25/05/2021
It's nice to have❗ Fabrice Flahutez❗as our third keynote speaker at the BTC2021, with his paper:
💥 Upside-down Theatre. Lettrism and the Legacy of Dada and Surrealism Avant-gardes (1945-1968)💥
➡ABSTRACT:
Lettrism, founded by the Romanian poet and theorist Isidore Isou in 1946 in Paris, immediately positioned itself in a certain continuity with dada and surrealism. The reasons for this assumed filiation are multiple, but the first being the radical rejection of the order imposed by the Cold War celebrating categories as formalism (abstract and non-abstract painting) which consolidated the rivalry of the two geopolitical blocs that are the West and the East. For more than two decades (1945-1968), art in Eastern Europe, but also American art or what was done in France, were cataloged according to these categories deemed obsolete by the Lettrists.
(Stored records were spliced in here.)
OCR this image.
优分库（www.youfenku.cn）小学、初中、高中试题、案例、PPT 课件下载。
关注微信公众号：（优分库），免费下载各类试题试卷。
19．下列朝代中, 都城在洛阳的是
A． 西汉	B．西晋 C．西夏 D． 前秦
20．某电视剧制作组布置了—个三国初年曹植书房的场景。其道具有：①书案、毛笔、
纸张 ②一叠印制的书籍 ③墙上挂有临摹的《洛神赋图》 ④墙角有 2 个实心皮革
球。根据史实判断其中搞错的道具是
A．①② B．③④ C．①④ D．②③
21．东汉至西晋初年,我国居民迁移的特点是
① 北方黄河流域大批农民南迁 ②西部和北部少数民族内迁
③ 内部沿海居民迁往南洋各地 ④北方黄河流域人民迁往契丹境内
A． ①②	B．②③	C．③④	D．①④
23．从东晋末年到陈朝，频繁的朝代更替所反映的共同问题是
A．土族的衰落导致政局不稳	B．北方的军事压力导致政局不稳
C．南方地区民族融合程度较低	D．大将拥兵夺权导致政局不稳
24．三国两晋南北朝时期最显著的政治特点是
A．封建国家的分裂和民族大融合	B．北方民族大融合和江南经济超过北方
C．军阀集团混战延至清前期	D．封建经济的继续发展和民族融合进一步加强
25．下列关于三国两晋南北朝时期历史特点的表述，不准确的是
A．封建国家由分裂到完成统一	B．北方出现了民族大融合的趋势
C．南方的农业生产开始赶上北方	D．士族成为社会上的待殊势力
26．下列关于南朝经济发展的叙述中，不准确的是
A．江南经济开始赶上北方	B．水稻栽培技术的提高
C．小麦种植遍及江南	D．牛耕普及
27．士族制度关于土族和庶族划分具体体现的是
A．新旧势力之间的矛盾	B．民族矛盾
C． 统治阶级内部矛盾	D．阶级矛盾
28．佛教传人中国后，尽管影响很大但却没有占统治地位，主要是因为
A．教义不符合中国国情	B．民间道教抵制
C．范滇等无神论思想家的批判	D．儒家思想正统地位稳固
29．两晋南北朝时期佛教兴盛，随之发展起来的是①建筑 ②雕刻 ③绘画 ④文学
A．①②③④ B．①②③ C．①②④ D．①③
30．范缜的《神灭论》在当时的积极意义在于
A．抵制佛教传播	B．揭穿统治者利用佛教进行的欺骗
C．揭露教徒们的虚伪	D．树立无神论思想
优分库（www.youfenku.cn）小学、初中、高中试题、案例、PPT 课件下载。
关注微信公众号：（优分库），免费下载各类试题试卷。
According to Isou, art had to be constantly an adventure of creation and constantly changing the world and sensitivity. There would therefore be no question of conforming to a system of images to satisfy an order of the world. Based on this observation, Isidore Isou claimed a filiation with Surrealism and a fortiori with Dada which were internationalist currents of thought and especially whose poetic or plastic creation was to be freed from established aesthetic categories, national considerations, etc. His total project, which he calls Créatique, would therefore revisit Dada, Surrealism and the European Avant-garde in order to bring out another way of making art connected to life. His project would also be supported by a desire to reissue forgotten texts and Dada works and to make the critical reception, retrace the history of Dada and the creation of the twentieth century. So, we rediscovered in Paris thanks to them, texts and a whole history of protest. It is interesting to note that in this enterprise of refounding the arts, Isidore Isou would work the theatre, but also dance and music, photography or painting as media needing interpreters, guides, in short, audiences to exist. Painting, for example, would become theatre, cinema would become performance, photography would become text, etc. It is about nothing more than showing that these proposals aimed to involve artists, but also people in very Dadaist performative practices and to rebuild links between people that wars and partitions had weakened. Art mixed with life at the foundation of Dada was therefore also at the heart of the new international avant-garde that had been Lettrism.
➡ABOUT SPEAKER:
Fabrice Flahutez is Professor of the History of Art at the University of Lyon-Saint-Etienne in France. He is the author of many books and articles on Lettrism and the Situationist International, including Le lettrisme historique était une avant-garde 1945-1953 (Dijon: Les presses du réel, 2011), as well as several edited volumes with Fabien Danesi and Emmanuel Guy, La fabrique du cinéma de Guy Debord (Paris: Actes-Sud, 2013), and Le Lettrisme et son temps (Dijon: Les presses du réel, 2018) . He is currently working on the ‘Global Surrealism’ exhibition at the Tate Modern and the MET New York, as well as curating ‘Lewis Carroll and Surrealism’ at the Strasbourg Museum of Modern and Contemporary Art.